We have varied the background texture and texture-shape correlation of Geon3D and measured how such variation affects the relationship between 3D-based pre-training and adversarial robustness. Our results with Geon3D so far suggest that the benefit of 3D-based pre-training emerges in the setting of spurious correlation.

7. Experiments Using More Complex Objects: ShapeNet

7.1. Setup

We use ShapeNet [14] to evaluate the effect of 3D reconstruction pre-training on adversarial robustness under a shape distribution that is significantly more complex than Geon3D. Example images from ShapeNet are shown in Figure 3. We use the 13 most densely sampled shape categories from ShapeNet, as is commonly used in 3D reconstruction benchmarks. We perform 3D-based pre-training using the pixelNerf (PxN) model, which performs the basic task of 3D reconstruction more accurately than the DVR model on the ShapeNet dataset [38]. However, we note that we find similar results using DVR as the pre-training architecture (see Figure 7). After 3D-based pre-training, we sub-sample 130,000/13,000/13,000 images as training/validation/test splits for adversarial training. We also ensure that object instances that are used for 3D reconstruction do not overlap with validation and test splits for adversarial training, so that there is no data leakage from pre-training.

7.2. Results

Figure 6 shows the results of adversarial robustness on ShapeNet. In contrast to previous results, we can see that for both

L_{\infty}

and

L_{2}

threat models, 3D-based pre-training (PxN+AT) improves over vanilla AT, across the entire range of perturbation budgets. This suggests that as we increase the complexity of object shapes, the 3D-based pre-training more consistently yields better robustness.

7.3. Adversarial Robustness on ShapeNet

In Figure 7, we show additional results of adversarial robustness for both

L_{\infty}

and

L_{2}

threat models. In addition to PxN+AT, we include DVR+AT. We also include AE+AT and VAE+AT across the perturbations we tested. We see that 3D-based pre-training (PxN+AT and DVR+AT) outperforms 2D-based pre-training (AE+AT and VAE+AT) as we increase the magnitude of the perturbations

ϵ

.

Seen in Figure 8 are the reconstructed images of AutoEncoder and Variational AutoEncoder (VAE).
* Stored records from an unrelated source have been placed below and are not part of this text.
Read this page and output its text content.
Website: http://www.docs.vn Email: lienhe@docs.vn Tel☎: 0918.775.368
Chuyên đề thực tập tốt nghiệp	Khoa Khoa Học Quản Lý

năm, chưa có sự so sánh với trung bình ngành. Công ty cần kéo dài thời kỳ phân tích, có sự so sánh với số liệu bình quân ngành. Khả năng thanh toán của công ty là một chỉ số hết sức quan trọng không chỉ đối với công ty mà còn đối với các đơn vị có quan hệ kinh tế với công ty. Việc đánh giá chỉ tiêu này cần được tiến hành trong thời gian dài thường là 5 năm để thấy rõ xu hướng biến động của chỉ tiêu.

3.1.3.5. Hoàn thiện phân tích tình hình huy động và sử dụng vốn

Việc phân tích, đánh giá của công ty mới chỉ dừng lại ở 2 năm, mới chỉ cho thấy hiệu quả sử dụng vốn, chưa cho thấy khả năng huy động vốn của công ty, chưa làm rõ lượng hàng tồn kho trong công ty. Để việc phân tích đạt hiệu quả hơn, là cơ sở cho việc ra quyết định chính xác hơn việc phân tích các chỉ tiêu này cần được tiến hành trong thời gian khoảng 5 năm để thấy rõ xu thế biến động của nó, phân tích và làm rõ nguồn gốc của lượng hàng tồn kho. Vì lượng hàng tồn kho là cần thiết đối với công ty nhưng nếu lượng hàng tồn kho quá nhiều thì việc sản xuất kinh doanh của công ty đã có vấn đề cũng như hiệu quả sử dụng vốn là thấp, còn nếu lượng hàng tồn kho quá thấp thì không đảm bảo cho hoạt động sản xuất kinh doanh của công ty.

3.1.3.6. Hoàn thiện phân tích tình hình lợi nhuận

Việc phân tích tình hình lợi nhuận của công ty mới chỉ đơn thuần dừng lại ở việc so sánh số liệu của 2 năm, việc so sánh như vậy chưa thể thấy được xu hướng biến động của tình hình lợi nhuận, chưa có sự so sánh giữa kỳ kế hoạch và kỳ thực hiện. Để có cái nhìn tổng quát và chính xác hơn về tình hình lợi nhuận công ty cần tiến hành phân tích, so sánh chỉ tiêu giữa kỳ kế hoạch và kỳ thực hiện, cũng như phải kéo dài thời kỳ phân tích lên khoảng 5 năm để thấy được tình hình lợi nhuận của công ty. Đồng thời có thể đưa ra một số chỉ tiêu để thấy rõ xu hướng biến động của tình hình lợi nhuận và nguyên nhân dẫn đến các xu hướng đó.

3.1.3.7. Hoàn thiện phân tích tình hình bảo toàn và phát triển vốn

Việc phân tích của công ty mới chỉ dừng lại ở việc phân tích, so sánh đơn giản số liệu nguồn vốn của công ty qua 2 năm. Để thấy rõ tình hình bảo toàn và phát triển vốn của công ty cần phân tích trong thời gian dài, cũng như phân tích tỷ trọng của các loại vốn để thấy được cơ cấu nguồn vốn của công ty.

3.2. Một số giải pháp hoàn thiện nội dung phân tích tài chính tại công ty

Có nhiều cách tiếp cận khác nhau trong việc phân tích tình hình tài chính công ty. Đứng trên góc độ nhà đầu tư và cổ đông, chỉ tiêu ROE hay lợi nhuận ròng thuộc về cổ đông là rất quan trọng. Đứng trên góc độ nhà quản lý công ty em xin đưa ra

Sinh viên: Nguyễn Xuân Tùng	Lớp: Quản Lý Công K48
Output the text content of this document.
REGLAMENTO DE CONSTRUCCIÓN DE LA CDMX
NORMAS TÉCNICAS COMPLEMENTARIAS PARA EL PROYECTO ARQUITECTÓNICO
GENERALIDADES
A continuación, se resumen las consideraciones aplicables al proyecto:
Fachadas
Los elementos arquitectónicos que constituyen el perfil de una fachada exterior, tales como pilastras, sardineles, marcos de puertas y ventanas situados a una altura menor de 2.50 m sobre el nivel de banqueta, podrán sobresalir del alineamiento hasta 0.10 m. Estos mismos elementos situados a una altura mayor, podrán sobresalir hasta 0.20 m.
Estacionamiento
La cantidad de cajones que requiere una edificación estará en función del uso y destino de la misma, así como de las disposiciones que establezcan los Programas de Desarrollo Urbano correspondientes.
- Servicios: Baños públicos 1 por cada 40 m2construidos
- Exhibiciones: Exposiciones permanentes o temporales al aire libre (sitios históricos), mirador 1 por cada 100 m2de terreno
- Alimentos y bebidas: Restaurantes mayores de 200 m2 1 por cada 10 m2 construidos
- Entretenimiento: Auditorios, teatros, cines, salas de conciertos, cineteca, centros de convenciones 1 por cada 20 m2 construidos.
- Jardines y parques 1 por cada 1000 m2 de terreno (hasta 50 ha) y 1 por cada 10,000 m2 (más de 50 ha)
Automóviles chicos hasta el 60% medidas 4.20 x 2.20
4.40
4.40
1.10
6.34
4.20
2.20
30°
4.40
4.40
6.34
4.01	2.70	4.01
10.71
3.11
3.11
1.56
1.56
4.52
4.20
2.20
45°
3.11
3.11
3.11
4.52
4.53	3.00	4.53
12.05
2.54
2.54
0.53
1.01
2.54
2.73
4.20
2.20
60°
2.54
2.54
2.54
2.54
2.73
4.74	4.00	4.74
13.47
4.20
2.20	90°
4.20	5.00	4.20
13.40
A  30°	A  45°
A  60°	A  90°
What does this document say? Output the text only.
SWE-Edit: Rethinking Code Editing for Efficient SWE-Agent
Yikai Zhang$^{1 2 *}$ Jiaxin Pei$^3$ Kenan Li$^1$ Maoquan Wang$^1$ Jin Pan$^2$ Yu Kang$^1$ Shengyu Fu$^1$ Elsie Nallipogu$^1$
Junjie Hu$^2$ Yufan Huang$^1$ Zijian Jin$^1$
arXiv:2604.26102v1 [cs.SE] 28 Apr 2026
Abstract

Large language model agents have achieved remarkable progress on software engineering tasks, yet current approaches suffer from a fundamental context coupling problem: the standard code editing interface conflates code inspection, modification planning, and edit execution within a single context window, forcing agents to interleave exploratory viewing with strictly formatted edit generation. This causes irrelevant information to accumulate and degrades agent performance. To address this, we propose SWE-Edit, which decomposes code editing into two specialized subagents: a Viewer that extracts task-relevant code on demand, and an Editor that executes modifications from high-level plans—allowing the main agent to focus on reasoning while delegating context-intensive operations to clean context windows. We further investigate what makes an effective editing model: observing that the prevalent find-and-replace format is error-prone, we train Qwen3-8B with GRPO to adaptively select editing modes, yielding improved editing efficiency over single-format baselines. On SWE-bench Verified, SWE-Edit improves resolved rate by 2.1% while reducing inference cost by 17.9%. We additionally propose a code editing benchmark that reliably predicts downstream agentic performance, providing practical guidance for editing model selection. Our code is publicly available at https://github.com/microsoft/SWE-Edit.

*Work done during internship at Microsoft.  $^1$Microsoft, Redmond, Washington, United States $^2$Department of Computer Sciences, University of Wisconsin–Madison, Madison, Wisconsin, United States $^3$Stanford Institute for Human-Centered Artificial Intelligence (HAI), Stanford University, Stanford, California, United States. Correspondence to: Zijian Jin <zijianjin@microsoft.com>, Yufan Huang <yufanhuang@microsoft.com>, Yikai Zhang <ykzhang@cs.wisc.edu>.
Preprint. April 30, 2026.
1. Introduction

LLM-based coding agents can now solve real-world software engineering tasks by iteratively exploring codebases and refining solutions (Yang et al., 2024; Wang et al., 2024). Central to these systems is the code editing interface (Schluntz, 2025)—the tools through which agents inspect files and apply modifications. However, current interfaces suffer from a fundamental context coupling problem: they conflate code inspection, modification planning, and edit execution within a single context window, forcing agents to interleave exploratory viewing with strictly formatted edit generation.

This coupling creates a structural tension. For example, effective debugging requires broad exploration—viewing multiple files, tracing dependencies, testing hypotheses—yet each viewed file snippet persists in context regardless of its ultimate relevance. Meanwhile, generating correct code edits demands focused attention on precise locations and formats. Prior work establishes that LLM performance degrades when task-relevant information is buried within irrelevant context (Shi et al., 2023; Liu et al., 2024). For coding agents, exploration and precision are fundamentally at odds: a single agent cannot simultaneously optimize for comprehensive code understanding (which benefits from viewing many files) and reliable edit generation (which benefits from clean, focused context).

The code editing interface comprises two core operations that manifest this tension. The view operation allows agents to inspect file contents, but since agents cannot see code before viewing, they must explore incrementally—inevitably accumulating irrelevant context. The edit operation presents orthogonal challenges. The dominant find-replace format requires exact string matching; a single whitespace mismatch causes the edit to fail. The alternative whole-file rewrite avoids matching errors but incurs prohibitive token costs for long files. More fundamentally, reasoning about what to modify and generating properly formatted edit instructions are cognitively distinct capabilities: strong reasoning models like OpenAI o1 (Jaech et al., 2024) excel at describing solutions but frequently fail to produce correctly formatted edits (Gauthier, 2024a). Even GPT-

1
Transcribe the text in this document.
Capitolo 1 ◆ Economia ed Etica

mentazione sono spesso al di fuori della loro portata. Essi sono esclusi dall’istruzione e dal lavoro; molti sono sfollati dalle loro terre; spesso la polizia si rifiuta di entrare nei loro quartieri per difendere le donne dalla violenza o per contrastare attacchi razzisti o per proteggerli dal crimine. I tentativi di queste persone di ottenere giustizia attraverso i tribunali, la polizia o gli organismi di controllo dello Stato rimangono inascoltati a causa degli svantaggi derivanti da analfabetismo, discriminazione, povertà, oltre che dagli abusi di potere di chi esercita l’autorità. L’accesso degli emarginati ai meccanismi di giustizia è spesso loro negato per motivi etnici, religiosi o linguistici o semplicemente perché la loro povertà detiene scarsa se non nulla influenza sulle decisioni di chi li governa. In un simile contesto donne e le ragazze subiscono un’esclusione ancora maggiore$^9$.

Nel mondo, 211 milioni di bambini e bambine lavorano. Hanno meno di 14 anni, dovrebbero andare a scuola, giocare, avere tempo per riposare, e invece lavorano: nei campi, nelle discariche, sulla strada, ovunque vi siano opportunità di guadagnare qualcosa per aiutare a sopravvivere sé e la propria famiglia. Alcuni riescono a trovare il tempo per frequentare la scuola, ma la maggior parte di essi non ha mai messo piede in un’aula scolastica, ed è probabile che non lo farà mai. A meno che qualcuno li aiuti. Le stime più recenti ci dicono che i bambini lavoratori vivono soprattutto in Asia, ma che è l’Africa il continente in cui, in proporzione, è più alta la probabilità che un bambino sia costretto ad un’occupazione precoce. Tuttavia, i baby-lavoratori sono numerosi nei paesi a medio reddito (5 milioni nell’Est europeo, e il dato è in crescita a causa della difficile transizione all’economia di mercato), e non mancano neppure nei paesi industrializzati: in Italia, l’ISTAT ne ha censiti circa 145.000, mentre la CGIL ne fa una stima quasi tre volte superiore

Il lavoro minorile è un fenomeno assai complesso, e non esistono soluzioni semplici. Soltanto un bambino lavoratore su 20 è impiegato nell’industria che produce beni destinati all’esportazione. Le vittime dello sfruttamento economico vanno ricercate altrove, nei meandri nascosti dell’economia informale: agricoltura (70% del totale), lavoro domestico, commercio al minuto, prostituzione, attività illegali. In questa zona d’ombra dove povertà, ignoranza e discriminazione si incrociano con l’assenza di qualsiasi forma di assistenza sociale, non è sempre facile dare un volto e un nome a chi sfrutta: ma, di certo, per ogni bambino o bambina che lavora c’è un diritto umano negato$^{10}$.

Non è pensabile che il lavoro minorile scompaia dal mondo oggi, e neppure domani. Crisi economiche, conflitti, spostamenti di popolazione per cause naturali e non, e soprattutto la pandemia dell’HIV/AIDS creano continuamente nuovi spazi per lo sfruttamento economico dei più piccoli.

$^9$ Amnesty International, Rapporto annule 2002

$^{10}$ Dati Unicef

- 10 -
8. Limitations and Discussion

The advantage of Geon3D over other datasets lies in its simplicity, which makes it easier to isolate the effect of 3D shape features. This simplicity is beneficial for future research aimed at examining the relationship between model behavior and 3D shape features. However, there are limitations as well. In this paper, we view 3D reconstruction as a pre-training task that provides better weight initialization in the form of a 3D object prior. The robustness gained from such a 3D prior is necessarily constrained by the capability of the underlying 3D reconstruction models. We studied only one form of causal, thus by definition, robust set of features (3D shape and pose); future work should consider incorporating priors based on other causal variables, such as the physical properties of objects. We studied only one way to induce such a prior (via pre-training); future work should explore other ways in which explicit robust properties can be integrated to AT. Moreover, we focus on the aspect of structured representation of human cognition. Future work should also explore how uncertainty representation of human cognition can play a part in adversarial robustness. Finally, future work should understand why 3D pre-training is not helpful for the simplest data setting studied here.

9. Conclusions

We investigated how 3D-based pre-training can affect robust accuracy of adversarial training. We start from the simplest setting: Geon3D with black background. In this case, 3D-based pre-training does not improve vanilla adversarial training. However, we find that 3D-based pre-training improves over adversarial training under more complex data distributions, including the ShapeNet objects. Importantly, 3D-based pre-training outperforms 2D-based pre-training methods that otherwise receive identical training procedures. We hope that these results motivate further exploration of structured 3D-based models of vision for addressing adversarial robustness.

Author Contributions

Conceptualization, Y.Y. and I.Y.; methodology, Y.Y. and F.W.Z.; software, Y.Y. and F.W.Z.; validation, Y.Y., F.W.Z. and I.Y.; formal analysis, Y.Y., F.W.Z. and I.Y.; investigation, Y.Y. and F.W.Z.; resources, I.Y. and Y.K.; data curation, Y.Y.; writing—original draft preparation, Y.Y.; writing—review and editing, Y.Y., F.W.Z., I.Y. and Y.K.; visualization, Y.Y. and F.W.Z.; supervision, I.Y. and Y.K.; project administration, I.Y. and Y.K.; funding acquisition, Y.Y. and I.Y. All authors have read and agreed to the published version of the manuscript.

Funding

Y.Y. is partially supported by Masason Foundation. I.Y. is supported by Yale Faculty Fund.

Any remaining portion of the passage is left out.